Paper accepted in JEP:HPP!
Congratulazioni a Giulio e Giuseppe for successfully publishing their collaborative project “Tracking talker-specific cues to lexical stress: Evidence from perceptual learning”!
Today we heard that the paper “Tracking talker-specific cues to lexical stress: Evidence from perceptual learning” has been accepted for publication in the Journal of Experimental Psychology: Human Perception and Performance (JEP:HPP), authored by Giulio Severijnen, Giuseppe Di Dona, Hans Rutger Bosker, and James McQueen. The fulltext and all data are publicly available at the links provided at the bottom of this post.
What’s it about?
The joint first-authors Giulio and Giuseppe set out to test whether listeners track how different talkers cue lexical stress. They first exposed two groups of listeners to two talkers: Talker A and B. These two talkers consistently used different cues to signal lexical stress in Dutch (e.g., differentiating PLAto from plaTEAU). Group 1 always heard Talker A use F0 to cue stressed syllables in Dutch, while Talker B always used intensity. Conversely, Group 2 heard the reverse talker-cue mappings: Talker A always used intensity, and Talker B always F0.

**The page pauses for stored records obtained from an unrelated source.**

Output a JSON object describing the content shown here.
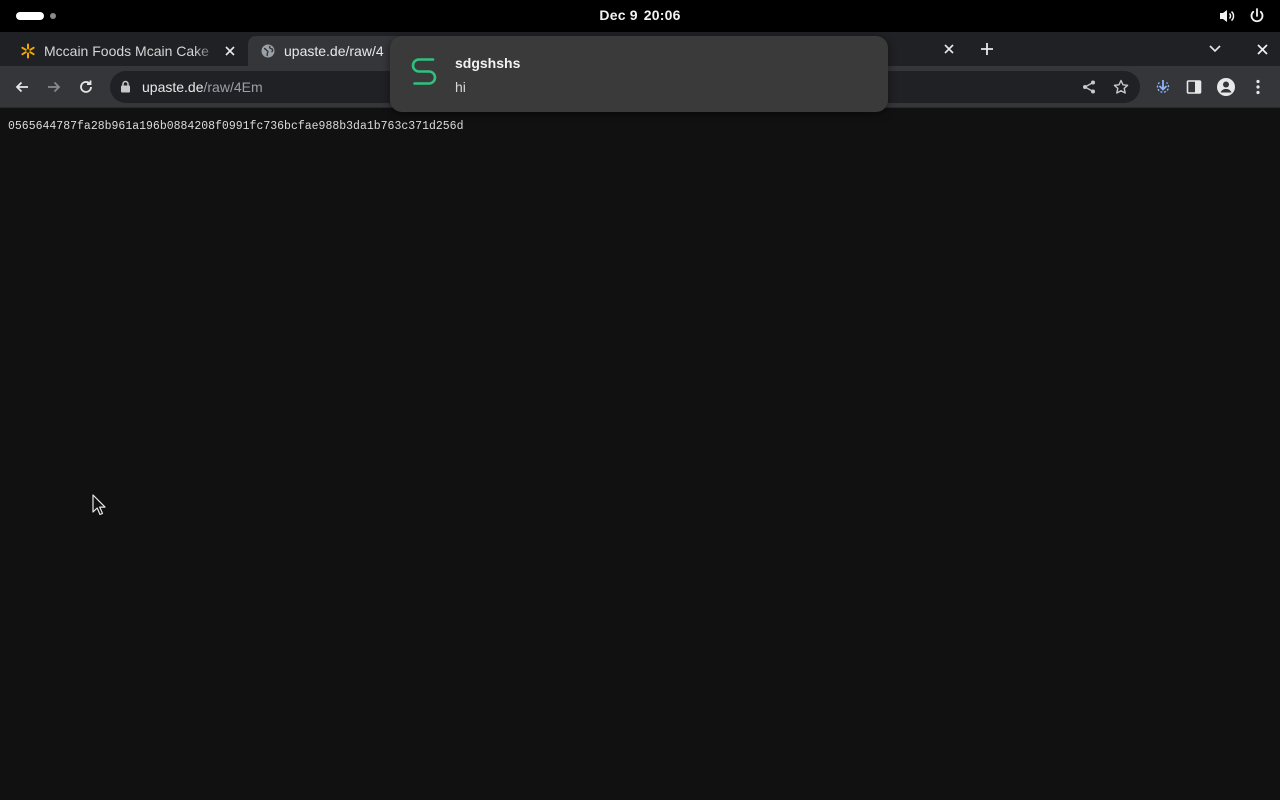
{
  "system": {
    "date": "Dec 9",
    "time": "20:06"
  },
  "tabs": [
    {
      "title": "Mccain Foods Mcain Cake",
      "favicon": "walmart-spark-icon",
      "active": false
    },
    {
      "title": "upaste.de/raw/4",
      "favicon": "globe-icon",
      "active": true
    }
  ],
  "address_bar": {
    "host": "upaste.de",
    "path": "/raw/4Em"
  },
  "page": {
    "raw_text": "0565644787fa28b961a196b0884208f0991fc736bcfae988b3da1b763c371d256d"
  },
  "notification": {
    "title": "sdgshshs",
    "body": "hi",
    "accent_color": "#2ec27e"
  },
  "colors": {
    "page_background": "#111111",
    "toolbar": "#35363a",
    "tabstrip": "#202124"
  }
}
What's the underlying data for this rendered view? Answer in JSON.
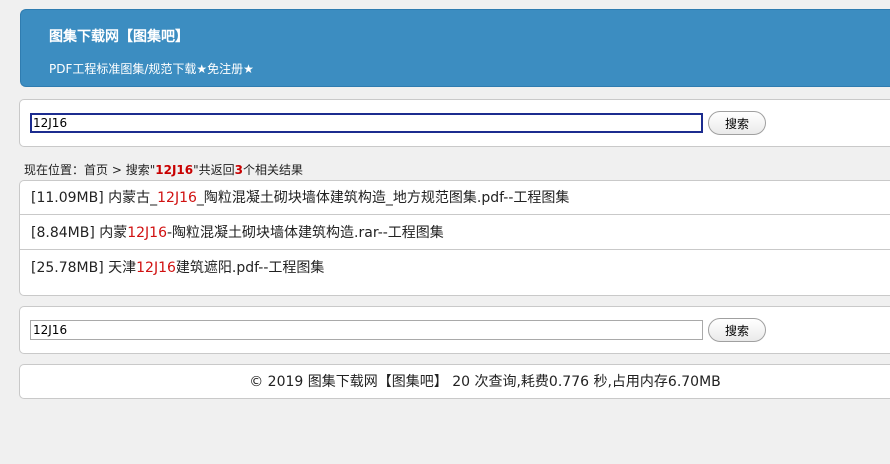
{
  "header": {
    "title": "图集下载网【图集吧】",
    "subtitle": "PDF工程标准图集/规范下载★免注册★"
  },
  "search_top": {
    "value": "12J16",
    "button_label": "搜索"
  },
  "breadcrumb": {
    "prefix": "现在位置：",
    "home": "首页",
    "separator": " > ",
    "search_label": "搜索\"",
    "keyword": "12J16",
    "mid": "\"共返回",
    "count": "3",
    "suffix": "个相关结果"
  },
  "results": [
    {
      "pre": "[11.09MB] 内蒙古_",
      "kw": "12J16",
      "post": "_陶粒混凝土砌块墙体建筑构造_地方规范图集.pdf--工程图集"
    },
    {
      "pre": "[8.84MB] 内蒙",
      "kw": "12J16",
      "post": "-陶粒混凝土砌块墙体建筑构造.rar--工程图集"
    },
    {
      "pre": "[25.78MB] 天津",
      "kw": "12J16",
      "post": "建筑遮阳.pdf--工程图集"
    }
  ],
  "search_bottom": {
    "value": "12J16",
    "button_label": "搜索"
  },
  "footer": {
    "text": "© 2019  图集下载网【图集吧】  20 次查询,耗费0.776 秒,占用内存6.70MB"
  }
}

After this (admittedly strange) exposure phase, participants were given an (admittedly even stranger) test phase. They were presented with audio recordings from the two talkers but this time the F0 and intensity cues had been artificially manipulated to ‘point in different directions’. For instance, while F0 would clearly cue stress on the first syllable of the word, intensity cues would signal stress on the second syllable. Critically, these ‘mixed items’ were perceived by listeners according to the talker-cue mappings they had learnt during exposure. That is, Group 1 had learnt that Talker A always used F0 in the exposure phase and therefore, at test, when they heard Talker A produce a mixed item, they were more likely to perceive stress on the syllable marked by F0. However, Group 2 was more likely to perceive the exact same mixed item as having stress on the syllable marked by intensity.
Why is this important?
These findings support Bayesian models of spoken word recognition. These predict that listeners can adjust their prior beliefs about the perceptual weight of different phonetic cues on the basis of short-term regularities in a talker-specific fashion. This had already been observed for segmental contrasts (e.g., the perception of different consonants and vowels). Now we demonstrate that people also track suprasegmental variability in prosody, such as lexical stress.
Tracking talker-specific cues to lexical stress: Evidence from perceptual learning. Journal of Experimental Psychology: Human Perception and Performance, 49(4), 549-565. doi:10.1037/xhp0001105.(2023).